MADRID, Aug. 31 (EUROPA PRESS) –
The Minister of Inclusion, Social Security and Migration, Jose Luis Escriva, stated this Wednesday that the support of the second vice president, Yolanda Diaz, for the mobilizations announced by the unions against the CEOE to raise wages in Spain “does not torpedo” tripartite social dialogue.
“Nothing is torpedoed. This Government and all the ministers who have to interact with the unions, also Vice President Diaz, have a history of social dialogue and in agreement with the social agents like never before in history and this is going to continue. being so”, the minister defended in statements to La Sexta collected by Europa Press.
Escriva has also denied that the Government has celebrated the advance inflation data for August (10.4%) and has pointed out that, for the Government, the CPI data are “hugely worrying”, both in Spain and in Europe. “We are with the maximum tension in the good sense of the word to try to reverse this situation,” he stressed.
Asked if the minimum interprofessional salary (SMI) should rise in line with inflation, the minister has limited himself to pointing out that it has to rise until it fulfills the commitment to place it in 2023 at 60% of the average salary, a percentage that he already considers “very demanding”.

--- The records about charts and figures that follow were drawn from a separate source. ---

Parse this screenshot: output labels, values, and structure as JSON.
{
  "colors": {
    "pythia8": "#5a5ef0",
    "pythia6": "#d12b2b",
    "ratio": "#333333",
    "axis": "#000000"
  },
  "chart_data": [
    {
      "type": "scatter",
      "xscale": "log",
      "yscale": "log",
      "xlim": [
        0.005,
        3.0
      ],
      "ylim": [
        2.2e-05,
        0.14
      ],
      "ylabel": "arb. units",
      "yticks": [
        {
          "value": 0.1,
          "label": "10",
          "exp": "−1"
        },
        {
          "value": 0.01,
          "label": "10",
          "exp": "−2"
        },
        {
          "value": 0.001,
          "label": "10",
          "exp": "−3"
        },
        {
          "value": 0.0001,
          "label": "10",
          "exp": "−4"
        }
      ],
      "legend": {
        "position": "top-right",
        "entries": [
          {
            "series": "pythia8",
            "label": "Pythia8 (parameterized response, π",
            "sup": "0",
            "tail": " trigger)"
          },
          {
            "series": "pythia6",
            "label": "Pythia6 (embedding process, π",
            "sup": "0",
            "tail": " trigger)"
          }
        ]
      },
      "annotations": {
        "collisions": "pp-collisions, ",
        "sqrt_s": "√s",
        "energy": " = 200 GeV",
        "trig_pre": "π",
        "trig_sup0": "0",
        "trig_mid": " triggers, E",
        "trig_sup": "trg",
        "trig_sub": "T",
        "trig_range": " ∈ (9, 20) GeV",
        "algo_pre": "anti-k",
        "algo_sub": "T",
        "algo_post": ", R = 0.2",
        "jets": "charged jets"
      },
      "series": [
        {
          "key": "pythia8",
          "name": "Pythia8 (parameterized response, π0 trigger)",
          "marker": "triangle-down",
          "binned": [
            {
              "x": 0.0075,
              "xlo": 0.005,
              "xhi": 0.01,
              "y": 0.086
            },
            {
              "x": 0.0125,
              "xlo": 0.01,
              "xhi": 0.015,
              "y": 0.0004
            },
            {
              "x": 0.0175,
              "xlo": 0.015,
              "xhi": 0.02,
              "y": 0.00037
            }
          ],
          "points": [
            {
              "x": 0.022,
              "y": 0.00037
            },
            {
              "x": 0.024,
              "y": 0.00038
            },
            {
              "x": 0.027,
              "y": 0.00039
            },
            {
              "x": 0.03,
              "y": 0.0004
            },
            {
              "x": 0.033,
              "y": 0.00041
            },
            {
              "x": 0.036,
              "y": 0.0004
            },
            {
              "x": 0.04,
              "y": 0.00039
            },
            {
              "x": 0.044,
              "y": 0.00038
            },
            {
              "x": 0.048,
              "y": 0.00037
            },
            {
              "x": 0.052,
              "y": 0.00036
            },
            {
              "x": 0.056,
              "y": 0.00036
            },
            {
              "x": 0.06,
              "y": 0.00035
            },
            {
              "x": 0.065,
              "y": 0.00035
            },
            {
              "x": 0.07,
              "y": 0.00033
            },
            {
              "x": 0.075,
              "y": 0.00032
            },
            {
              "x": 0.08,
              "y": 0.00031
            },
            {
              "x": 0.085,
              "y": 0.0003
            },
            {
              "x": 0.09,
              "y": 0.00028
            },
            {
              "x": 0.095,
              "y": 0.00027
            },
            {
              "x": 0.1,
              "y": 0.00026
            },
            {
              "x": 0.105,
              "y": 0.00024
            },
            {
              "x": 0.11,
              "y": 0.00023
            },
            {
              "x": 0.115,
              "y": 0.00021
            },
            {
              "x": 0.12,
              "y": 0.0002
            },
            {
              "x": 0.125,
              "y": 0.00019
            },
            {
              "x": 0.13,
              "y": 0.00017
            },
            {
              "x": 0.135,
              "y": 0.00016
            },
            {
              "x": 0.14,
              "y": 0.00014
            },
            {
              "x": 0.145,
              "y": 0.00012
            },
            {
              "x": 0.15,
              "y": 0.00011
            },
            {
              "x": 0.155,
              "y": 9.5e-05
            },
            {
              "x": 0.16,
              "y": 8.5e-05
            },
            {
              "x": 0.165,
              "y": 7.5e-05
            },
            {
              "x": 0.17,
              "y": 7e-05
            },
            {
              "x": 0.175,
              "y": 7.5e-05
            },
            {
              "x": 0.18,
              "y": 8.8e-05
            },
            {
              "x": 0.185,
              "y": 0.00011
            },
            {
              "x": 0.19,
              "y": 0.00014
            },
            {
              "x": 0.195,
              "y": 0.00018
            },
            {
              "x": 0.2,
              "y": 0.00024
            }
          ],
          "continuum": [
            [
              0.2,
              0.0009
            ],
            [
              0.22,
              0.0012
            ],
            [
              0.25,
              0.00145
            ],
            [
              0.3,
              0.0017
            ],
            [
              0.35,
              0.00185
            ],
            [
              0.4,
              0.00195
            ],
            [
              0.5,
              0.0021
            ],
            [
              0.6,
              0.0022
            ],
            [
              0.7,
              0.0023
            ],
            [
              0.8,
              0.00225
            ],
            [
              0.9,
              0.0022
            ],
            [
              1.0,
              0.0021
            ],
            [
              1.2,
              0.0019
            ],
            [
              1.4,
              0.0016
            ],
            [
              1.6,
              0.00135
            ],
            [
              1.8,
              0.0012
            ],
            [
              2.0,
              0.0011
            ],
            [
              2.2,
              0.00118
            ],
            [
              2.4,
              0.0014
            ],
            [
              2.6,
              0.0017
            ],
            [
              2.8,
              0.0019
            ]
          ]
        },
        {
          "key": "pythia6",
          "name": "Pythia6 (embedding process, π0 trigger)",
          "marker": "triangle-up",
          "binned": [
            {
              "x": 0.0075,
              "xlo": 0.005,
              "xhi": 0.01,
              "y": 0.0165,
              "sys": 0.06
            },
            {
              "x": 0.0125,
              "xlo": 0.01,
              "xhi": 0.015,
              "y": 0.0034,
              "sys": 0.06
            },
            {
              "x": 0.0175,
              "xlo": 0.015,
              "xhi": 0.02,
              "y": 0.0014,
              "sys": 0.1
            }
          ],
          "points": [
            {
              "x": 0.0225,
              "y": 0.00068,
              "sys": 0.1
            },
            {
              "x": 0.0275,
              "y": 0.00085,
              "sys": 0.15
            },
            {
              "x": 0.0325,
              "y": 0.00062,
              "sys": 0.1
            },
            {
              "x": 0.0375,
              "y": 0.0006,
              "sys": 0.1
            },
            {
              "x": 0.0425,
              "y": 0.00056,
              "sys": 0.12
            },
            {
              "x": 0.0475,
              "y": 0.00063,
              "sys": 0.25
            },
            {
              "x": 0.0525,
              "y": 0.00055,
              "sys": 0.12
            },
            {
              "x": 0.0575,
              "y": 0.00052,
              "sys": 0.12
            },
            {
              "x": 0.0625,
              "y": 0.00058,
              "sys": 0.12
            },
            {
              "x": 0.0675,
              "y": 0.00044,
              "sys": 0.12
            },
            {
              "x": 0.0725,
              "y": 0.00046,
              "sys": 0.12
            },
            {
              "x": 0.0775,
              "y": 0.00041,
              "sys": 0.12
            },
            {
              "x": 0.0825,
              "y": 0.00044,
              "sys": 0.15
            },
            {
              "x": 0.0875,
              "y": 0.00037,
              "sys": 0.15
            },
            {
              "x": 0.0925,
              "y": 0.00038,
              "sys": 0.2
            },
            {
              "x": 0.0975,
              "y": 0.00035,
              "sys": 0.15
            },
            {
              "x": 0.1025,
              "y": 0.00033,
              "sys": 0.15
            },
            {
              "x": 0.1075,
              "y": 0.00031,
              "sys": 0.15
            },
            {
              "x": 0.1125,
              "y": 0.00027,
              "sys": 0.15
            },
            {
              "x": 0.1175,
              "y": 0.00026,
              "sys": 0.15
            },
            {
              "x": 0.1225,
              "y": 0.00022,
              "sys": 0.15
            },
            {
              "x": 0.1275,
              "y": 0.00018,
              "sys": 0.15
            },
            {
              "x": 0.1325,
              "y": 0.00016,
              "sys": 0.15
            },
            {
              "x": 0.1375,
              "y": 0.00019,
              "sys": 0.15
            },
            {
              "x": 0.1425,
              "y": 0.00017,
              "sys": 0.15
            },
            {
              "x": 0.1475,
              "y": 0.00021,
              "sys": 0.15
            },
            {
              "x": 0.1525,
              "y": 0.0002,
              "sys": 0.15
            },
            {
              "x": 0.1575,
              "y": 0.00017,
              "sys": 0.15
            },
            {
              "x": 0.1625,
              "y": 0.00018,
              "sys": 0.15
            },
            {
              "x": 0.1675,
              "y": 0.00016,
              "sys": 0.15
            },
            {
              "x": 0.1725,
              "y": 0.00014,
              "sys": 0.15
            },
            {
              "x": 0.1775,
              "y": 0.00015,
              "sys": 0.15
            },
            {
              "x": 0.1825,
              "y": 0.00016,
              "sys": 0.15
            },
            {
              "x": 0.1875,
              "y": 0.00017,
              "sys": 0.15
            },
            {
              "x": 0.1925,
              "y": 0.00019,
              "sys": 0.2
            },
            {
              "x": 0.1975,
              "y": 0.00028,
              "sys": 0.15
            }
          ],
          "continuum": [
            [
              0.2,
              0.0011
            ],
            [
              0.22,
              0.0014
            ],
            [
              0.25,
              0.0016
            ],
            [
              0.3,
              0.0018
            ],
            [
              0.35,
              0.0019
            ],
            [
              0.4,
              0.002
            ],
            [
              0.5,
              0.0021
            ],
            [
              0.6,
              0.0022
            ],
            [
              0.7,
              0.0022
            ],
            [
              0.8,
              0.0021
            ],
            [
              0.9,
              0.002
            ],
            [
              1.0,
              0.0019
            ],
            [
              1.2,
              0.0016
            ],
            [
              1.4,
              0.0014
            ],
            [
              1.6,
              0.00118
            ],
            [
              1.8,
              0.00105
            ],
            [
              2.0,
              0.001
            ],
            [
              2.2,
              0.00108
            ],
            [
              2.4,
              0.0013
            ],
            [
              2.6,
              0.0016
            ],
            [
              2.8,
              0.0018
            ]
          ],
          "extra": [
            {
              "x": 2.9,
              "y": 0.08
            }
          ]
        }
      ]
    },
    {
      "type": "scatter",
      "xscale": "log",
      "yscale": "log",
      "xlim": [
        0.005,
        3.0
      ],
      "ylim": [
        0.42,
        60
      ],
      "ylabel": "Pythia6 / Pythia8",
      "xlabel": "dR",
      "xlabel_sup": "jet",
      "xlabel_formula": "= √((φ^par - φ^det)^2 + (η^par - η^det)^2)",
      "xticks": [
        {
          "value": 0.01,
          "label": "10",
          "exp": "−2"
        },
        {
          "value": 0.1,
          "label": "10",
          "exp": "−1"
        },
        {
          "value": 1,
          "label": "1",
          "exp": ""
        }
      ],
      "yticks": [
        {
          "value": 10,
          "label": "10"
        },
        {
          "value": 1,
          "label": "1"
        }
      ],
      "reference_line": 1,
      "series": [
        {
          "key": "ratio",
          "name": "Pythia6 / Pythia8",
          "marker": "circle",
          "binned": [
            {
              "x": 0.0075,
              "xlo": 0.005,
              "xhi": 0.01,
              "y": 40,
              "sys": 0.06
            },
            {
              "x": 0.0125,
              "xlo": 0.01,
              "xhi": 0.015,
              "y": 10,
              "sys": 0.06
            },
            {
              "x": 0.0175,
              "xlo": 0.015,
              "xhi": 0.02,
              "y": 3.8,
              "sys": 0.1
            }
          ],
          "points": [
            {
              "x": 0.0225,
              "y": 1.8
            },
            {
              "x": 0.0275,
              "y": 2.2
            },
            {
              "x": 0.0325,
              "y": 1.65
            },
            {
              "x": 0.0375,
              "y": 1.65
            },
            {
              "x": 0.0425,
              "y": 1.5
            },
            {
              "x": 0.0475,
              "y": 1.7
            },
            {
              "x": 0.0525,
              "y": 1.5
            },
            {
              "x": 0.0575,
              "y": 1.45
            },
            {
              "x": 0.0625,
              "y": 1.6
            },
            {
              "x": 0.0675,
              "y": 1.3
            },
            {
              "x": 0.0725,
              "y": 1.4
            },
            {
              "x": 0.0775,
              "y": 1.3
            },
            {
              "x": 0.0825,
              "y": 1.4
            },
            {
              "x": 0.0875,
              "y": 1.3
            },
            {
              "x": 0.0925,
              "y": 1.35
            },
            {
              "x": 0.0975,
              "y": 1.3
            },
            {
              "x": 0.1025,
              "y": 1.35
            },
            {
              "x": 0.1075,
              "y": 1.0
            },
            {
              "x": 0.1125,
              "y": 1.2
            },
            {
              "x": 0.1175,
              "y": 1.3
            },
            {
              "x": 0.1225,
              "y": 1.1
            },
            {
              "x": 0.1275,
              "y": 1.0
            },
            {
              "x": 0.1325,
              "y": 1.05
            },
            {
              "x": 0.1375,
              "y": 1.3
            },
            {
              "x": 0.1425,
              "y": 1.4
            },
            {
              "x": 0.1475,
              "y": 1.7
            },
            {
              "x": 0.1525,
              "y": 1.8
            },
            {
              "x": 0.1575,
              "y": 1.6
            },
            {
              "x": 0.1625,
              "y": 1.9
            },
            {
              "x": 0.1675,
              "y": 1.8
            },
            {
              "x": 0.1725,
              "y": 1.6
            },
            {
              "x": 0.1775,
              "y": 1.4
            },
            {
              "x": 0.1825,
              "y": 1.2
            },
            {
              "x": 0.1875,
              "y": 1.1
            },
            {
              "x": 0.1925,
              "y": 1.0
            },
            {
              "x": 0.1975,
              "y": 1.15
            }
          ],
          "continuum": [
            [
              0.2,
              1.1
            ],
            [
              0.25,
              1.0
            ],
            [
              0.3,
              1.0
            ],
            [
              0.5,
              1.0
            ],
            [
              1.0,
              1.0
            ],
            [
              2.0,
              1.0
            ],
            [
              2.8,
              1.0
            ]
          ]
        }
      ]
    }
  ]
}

It will be the Committee of Experts of the SMI, which meets this Friday to start the work, who will decide what is the salary reference to be taken into account to fulfill that commitment, Escriva pointed out.
“Depending on what wages rise in Spain in the current situation, it will be necessary to keep pace with the rise in the SMI to reach that level, already very demanding, of 60% of the average salary,” he indicated.
As for whether the cost of revaluing pensions with a CPI at high levels can be assumed, the minister has assured that this cost can be absorbed “absolutely” given the good evolution of the Social Security accounts, which this year will cut its deficit to 0.5% of GDP, compared to 0.9% in 2021.
On the other hand, the minister believes that the rise in interest rates that the central banks are applying to tackle inflation will have no effect on employment, since it is based on conditions and levels that are “so lax” that they will not produce a cost credit cash “particularly onerous”.
“I don’t have the feeling that it will be a difficult situation (…) People who have loans will have to pay a little more but in Spain there are many people who have deposits, who will be paid a little more”, he pointed out.
Escriva has ruled out that Spain is going to start the new course with job destruction, since the data for the month of August are “quite reasonable”.
Likewise, and despite the current complex environment, the minister explained that the central scenario in which the Spanish economy is moving points to a slowdown in activity and not to a recession, which would form part of a “low probability” scenario, which could occur in a situation of effective energy restriction in some European countries.